My mom and I walked to a park near our house and while digging up a whole smaller than my hands I felt the world crash around me. I cried like I had never cried before. I buried my baby hamster, but after 6 months I was also buring my two dogs and my grandma. I was crying for all of them, I was crying for all the moments my dogs would miss, I was crying because my grandma didn't see me get accepted into University, I was crying because I had lost half of my family and only in that moment I realized they were truly gone. That day I found out what death was.

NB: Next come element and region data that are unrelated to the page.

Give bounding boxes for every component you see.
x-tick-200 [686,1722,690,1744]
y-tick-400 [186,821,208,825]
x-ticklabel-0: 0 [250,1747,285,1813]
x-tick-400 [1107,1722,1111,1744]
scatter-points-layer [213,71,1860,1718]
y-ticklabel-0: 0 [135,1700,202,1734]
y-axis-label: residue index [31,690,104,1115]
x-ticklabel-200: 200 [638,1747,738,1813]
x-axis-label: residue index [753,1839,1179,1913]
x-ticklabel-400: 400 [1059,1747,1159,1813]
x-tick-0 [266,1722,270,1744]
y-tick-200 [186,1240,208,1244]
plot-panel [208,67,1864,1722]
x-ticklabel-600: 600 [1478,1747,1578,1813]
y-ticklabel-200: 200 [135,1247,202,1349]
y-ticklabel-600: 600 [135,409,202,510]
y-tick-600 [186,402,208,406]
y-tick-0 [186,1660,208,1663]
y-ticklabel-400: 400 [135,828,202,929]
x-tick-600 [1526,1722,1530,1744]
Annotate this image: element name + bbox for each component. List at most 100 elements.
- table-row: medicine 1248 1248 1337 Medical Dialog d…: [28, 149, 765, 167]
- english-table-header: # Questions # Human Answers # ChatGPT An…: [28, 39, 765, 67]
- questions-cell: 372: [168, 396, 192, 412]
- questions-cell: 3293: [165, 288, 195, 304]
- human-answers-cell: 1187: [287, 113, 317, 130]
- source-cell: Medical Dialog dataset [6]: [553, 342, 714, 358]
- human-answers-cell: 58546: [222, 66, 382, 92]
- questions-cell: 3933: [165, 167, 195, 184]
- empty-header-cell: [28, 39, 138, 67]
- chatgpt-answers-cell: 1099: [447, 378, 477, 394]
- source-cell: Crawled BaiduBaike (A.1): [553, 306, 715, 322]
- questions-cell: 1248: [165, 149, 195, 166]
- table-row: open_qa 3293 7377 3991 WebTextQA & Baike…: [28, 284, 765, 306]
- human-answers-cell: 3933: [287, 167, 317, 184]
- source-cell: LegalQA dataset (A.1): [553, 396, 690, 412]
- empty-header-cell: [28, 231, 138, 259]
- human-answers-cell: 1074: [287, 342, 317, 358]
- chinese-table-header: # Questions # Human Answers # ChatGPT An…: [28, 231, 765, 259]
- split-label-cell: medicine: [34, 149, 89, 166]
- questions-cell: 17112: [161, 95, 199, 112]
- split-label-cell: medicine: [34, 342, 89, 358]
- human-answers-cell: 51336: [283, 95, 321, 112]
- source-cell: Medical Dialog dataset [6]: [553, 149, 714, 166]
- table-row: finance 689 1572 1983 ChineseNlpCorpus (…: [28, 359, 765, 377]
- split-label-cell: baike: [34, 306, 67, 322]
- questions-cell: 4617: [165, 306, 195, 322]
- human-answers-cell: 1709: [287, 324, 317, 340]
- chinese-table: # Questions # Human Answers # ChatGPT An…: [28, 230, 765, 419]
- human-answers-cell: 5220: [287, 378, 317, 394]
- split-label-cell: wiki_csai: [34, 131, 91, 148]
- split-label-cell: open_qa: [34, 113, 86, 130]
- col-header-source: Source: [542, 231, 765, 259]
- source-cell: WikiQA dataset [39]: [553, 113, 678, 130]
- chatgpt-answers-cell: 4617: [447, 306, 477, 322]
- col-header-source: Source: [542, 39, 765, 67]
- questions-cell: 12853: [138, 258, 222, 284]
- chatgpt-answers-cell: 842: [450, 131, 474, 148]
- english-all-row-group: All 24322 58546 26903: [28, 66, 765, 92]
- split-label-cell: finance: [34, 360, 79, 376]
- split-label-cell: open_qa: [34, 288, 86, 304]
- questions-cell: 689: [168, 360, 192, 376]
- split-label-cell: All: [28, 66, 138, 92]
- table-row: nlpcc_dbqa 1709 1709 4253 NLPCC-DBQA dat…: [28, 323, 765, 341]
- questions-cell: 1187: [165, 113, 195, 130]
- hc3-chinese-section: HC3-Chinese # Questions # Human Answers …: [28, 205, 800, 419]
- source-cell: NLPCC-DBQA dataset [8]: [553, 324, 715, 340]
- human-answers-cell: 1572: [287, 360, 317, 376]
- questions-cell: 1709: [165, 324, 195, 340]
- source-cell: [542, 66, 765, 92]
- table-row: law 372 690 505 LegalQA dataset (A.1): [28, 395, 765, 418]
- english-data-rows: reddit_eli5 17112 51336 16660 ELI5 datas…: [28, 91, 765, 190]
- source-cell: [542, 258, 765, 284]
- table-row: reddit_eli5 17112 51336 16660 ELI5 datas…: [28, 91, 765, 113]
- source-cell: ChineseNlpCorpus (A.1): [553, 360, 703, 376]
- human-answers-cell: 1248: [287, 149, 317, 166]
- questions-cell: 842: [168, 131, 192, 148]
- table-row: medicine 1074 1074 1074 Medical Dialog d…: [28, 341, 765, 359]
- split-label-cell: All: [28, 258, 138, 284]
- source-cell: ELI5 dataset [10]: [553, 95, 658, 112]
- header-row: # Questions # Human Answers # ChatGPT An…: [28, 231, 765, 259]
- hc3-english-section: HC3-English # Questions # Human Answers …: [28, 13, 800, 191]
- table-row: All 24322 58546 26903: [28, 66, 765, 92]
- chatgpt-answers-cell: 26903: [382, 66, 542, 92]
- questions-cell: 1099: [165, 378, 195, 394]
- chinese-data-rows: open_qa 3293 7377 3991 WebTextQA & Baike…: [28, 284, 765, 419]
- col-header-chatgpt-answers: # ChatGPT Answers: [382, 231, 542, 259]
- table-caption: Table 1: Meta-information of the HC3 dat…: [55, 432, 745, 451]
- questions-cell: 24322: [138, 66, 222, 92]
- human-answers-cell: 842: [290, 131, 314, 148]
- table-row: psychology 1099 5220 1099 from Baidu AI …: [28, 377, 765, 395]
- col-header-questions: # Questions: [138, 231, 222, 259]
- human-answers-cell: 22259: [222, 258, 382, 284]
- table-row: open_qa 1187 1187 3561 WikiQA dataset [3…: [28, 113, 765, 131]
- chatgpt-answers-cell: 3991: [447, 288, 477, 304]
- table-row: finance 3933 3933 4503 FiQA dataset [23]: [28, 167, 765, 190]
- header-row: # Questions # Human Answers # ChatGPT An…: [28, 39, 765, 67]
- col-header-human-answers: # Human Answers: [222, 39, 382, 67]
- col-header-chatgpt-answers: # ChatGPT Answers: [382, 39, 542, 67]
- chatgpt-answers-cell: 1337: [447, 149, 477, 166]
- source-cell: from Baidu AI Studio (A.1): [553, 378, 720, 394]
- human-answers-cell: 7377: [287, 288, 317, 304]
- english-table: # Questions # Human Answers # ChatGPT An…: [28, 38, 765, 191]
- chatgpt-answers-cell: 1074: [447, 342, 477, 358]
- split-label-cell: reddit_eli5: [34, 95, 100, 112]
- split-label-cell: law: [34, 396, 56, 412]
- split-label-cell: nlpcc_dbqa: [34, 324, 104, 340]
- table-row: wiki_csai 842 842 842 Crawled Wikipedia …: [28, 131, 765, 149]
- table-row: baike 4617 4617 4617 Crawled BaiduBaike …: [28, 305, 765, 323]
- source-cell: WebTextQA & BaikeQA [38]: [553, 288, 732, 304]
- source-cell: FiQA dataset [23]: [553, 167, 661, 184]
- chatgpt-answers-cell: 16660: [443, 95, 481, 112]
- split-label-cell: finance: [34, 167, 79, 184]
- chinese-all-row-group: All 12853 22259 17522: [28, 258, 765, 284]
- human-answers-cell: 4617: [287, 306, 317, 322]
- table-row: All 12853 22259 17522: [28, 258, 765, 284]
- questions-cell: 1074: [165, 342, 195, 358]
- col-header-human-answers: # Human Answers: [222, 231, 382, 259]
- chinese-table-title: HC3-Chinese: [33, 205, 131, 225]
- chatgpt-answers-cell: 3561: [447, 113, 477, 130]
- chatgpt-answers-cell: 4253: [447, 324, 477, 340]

I saw people taking their night walks and I couldn't understand that they weren't grieving like I was. I couldn't understand they didn't lose their grandma and I couldn't understand why they weren't crying because I lost my grandma and my two best friends.
All I could see was this tiny hamster on my hand, knowing she would never play with me again and knowing my dogs would never greet me again. I don't quite remember anything that day. I don't know how I got home, I just remember hugging my mom and feeling that I don't understand this world and I don't know how I could go on from that moment.
Grieving as a level 2 autistic person is something I have yet to understand. It's been a year since all of this happened. I have a new dog, I have a new hamster who is doing well and healthy. My grandpa also died a few months ago. And I still dream about them all.
I still don't understand this world.